Compulsory Technical Experience and Knowledge:
- Proficient in Unix commands.
- Strong understanding of cloud concepts, DevOps standard methodologies, and CI/CD pipelines.
- Extensive technical expertise in Java full-stack / python development.
- Proficiency in CI/CD tools.
- Advanced Deployment experience with Ansible, Helm, ArgoCD.
- Experience with microservices development and understanding auto-scaling.
- Experience with REST API integration and design.
- Ansible, ElasticSearch, Logstash, Kafka (ELK), Kubunetes, Python, Unix, CI/CD, Collaboration Tools (Confluence, Jira), Rest API
Preferred Technical Skills:
- Familiarity with building application logging solutions and log management.
- Platform knowledge: RHEL, Openshift.
- Pipeline: Jenkins, Cloudbees.
The above description is not designed to cover or contain a comprehensive listing of activities, duties, or responsibilities that are required of the employee for this job.

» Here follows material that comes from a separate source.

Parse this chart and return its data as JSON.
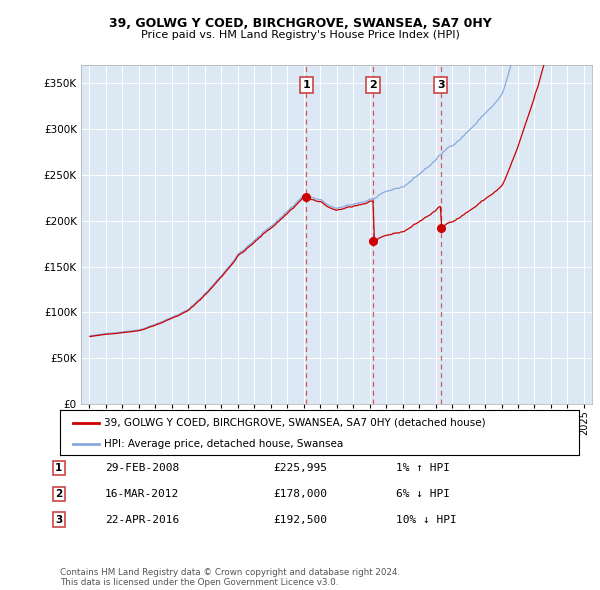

Duties, responsibilities, and activities may change at any time with or without notice.
Horizontal is proud to be an Equal Opportunity and Affirmative Action Employer.

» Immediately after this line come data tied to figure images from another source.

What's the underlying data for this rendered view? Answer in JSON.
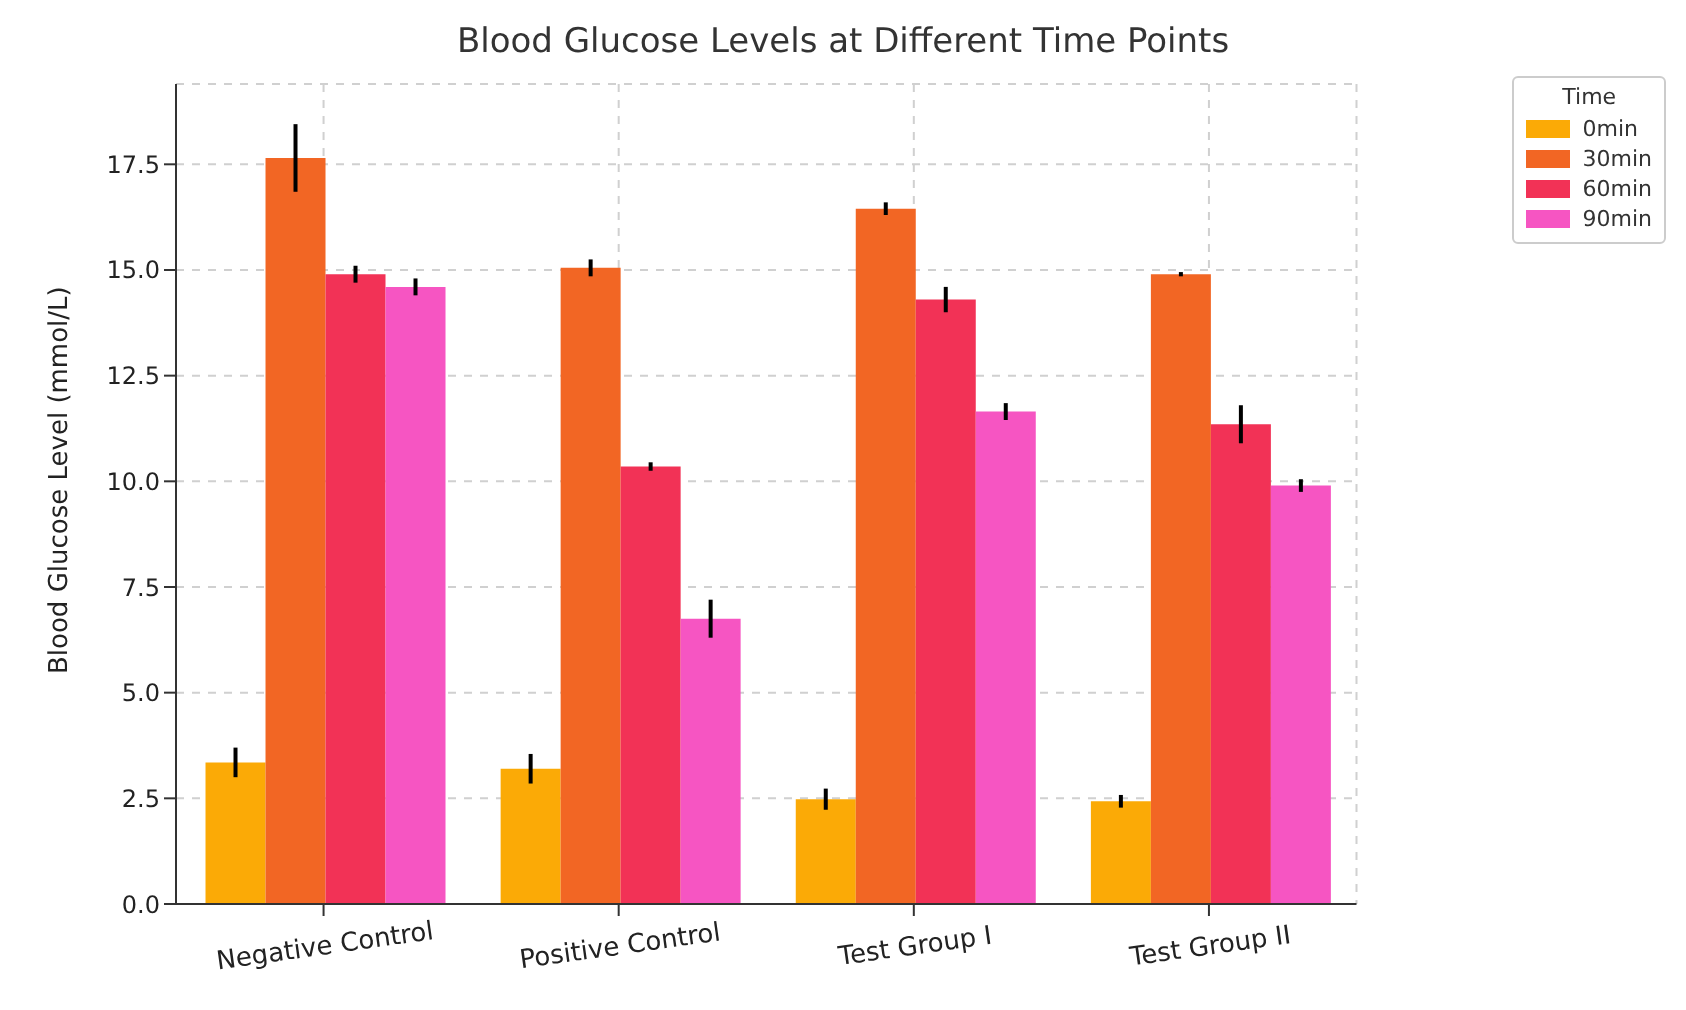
{
  "chart_data": {
    "type": "bar",
    "title": "Blood Glucose Levels at Different Time Points",
    "ylabel": "Blood Glucose Level (mmol/L)",
    "legend_title": "Time",
    "categories": [
      "Negative Control",
      "Positive Control",
      "Test Group I",
      "Test Group II"
    ],
    "series": [
      {
        "name": "0min",
        "color": "#fbaa06",
        "values": [
          3.35,
          3.2,
          2.48,
          2.43
        ],
        "errors": [
          0.35,
          0.35,
          0.25,
          0.15
        ]
      },
      {
        "name": "30min",
        "color": "#f26624",
        "values": [
          17.65,
          15.05,
          16.45,
          14.9
        ],
        "errors": [
          0.8,
          0.2,
          0.15,
          0.05
        ]
      },
      {
        "name": "60min",
        "color": "#f23256",
        "values": [
          14.9,
          10.35,
          14.3,
          11.35
        ],
        "errors": [
          0.2,
          0.1,
          0.3,
          0.45
        ]
      },
      {
        "name": "90min",
        "color": "#f655c2",
        "values": [
          14.6,
          6.75,
          11.65,
          9.9
        ],
        "errors": [
          0.2,
          0.45,
          0.2,
          0.15
        ]
      }
    ],
    "ylim": [
      0,
      19.4
    ],
    "yticks": [
      {
        "value": 0,
        "label": "0.0"
      },
      2.5,
      {
        "value": 5,
        "label": "5.0"
      },
      7.5,
      {
        "value": 10,
        "label": "10.0"
      },
      12.5,
      {
        "value": 15,
        "label": "15.0"
      },
      17.5
    ],
    "grid": true,
    "legend": "top right"
  }
}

We seek to provide employment opportunities to talented, qualified candidates regardless of race, color, sex/gender including gender identity and/or expression, national origin, religion, sexual orientation, disability, marital status, citizen status, veteran status, or any other protected classification under federal, state or local law.
In addition, Horizontal will provide reasonable accommodations for qualified individuals with disabilities. If you need to request a reasonable accommodation in order to complete the application or interview process, please contact us.
All applicants applying must be legally authorized to work in the country of employment.